Over the past few years, myriad training and development opportunities have been developed to ensure that teachers are supported across their careers. The government has introduced a two-year induction programme that entitles teachers to training and an expert mentor, continuing seamlessly from initial teacher training. Beyond that, teachers engage in a range of professional learning opportunities specific to their roles and interests, from joining the Chartered College of Teaching and attending webinars, online courses and conferences to completing National Professional Qualifications, Masters’ and doctoral-level study.

It’s not just about teachers, either. Education Development Trust and the Chartered College of Teaching offer programmes and resources for school leaders, early years practitioners, teaching assistants, tutors and others – so you can be sure that all of those supporting your child’s education have access to excellent professional development. 

3) Practice in schools is increasingly informed by research 

Interest in evidence-informed practice has increased hugely over the past decade, with more and more teachers seeking to understand how research findings can inform their practice.

Sometimes that means changes to what you might be used to as a parent. For example, an Education Endowment Foundation review found that whilst feedback is vitally important, there was limited evidence for the effectiveness of written marking in improving pupil outcomes.

However, marking represents a huge workload for teachers, taking time away from other, more impactful activities. Many schools are therefore changing their marking policies and taking different approaches to providing feedback – with outcomes for your child at the heart of their decisions.

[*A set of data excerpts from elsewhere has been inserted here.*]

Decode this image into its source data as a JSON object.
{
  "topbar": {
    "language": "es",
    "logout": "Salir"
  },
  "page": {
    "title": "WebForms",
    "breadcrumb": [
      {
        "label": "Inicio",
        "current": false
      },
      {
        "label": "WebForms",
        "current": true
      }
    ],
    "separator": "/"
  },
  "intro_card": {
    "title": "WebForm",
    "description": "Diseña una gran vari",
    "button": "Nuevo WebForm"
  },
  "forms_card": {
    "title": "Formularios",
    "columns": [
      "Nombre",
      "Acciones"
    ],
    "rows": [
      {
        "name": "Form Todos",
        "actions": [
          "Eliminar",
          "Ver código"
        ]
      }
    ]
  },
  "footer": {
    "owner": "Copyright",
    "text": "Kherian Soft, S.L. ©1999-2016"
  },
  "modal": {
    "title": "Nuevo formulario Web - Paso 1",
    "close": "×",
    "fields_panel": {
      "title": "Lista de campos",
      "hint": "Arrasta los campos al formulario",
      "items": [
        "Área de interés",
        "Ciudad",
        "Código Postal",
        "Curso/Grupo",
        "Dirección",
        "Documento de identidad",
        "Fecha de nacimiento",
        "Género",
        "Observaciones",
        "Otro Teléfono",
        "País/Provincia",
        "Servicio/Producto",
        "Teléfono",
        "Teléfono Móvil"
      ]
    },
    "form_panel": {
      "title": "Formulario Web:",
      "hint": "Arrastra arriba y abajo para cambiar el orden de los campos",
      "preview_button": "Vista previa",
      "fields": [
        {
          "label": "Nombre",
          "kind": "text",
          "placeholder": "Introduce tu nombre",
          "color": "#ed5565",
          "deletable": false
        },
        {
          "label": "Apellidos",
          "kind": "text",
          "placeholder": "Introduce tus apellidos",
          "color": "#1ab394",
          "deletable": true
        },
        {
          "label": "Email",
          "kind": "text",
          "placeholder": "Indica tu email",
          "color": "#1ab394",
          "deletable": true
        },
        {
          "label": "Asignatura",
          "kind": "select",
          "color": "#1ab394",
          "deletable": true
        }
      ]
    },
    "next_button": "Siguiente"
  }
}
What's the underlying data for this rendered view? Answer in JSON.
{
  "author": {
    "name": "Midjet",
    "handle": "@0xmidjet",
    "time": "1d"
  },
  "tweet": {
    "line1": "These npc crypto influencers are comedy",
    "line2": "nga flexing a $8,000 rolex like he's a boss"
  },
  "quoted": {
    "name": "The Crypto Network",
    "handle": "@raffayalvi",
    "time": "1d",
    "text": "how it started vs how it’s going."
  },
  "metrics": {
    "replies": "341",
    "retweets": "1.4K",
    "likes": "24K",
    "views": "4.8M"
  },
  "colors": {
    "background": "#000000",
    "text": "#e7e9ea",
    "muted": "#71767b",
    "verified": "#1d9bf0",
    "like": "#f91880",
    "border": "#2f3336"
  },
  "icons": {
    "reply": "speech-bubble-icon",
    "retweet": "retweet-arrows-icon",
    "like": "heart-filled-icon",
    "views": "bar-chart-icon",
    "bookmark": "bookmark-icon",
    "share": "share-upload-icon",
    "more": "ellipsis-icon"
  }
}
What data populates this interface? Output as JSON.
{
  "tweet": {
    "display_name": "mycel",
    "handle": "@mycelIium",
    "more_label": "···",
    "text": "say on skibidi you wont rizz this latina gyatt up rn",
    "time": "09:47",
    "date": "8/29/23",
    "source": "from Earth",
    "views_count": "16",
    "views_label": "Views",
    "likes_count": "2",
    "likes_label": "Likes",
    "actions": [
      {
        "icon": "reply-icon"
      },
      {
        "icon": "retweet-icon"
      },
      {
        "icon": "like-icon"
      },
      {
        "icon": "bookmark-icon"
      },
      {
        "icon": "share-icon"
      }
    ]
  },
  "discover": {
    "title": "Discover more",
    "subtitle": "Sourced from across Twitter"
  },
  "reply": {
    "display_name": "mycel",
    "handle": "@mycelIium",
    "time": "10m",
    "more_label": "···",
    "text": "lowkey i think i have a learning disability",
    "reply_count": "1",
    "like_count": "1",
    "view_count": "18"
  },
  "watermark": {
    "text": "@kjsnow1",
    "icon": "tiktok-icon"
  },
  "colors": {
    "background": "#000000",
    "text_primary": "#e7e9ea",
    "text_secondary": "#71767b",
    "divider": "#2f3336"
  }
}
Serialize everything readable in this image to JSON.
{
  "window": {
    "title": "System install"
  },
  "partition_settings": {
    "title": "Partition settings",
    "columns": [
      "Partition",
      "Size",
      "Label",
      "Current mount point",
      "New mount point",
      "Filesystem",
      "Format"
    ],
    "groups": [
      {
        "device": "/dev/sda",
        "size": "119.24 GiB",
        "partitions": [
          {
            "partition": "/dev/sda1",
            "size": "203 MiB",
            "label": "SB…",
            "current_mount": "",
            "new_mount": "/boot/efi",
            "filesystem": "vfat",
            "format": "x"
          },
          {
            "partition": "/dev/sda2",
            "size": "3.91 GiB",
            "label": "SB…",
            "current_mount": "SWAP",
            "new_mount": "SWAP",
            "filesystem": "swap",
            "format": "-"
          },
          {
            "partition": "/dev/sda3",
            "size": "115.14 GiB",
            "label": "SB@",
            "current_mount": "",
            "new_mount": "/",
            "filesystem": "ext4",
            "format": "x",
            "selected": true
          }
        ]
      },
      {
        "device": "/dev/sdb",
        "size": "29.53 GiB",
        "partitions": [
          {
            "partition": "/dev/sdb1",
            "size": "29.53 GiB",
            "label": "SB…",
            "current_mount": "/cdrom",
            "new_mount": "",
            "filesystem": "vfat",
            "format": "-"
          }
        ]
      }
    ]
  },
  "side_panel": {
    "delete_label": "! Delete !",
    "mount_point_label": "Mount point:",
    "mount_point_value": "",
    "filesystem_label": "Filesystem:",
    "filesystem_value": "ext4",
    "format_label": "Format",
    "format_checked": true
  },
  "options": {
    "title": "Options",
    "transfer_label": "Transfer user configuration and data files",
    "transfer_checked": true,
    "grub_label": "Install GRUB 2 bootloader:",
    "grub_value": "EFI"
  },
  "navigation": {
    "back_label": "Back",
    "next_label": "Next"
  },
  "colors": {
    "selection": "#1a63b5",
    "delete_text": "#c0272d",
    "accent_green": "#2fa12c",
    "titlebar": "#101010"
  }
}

By engaging with Chartered College of Teaching membership and Education Development Trust programmes, schools are ensuring their staff are making the best, evidence-informed decisions every day.  

4) New career pathways are helping expert teachers to remain in the classroom

Historically, one challenge has been that ambitious teachers often leave the classroom to further their careers. Thankfully, there are now many more opportunities for teachers to progress their careers while continuing to teach, with expert teachers acting as teacher mentors, research leads, leading CPD, and offering subject expertise across schools.

There are new pathways to allow educators to become Chartered Teachers through expert teacher, mentor and leadership routes. That means more excellent educators teaching in our classrooms every day.

Time to say thank you?

We know it’s not an easy time to be a teacher, with a recruitment and retention crisis and huge economic pressures on schools, alongside cuts to other services increasing the scope of what is expected of our educators.

So why not take the time to say a thank you to your child’s teachers, at the start of the school year as well as the end? Knowing they’re appreciated and respected makes a huge difference.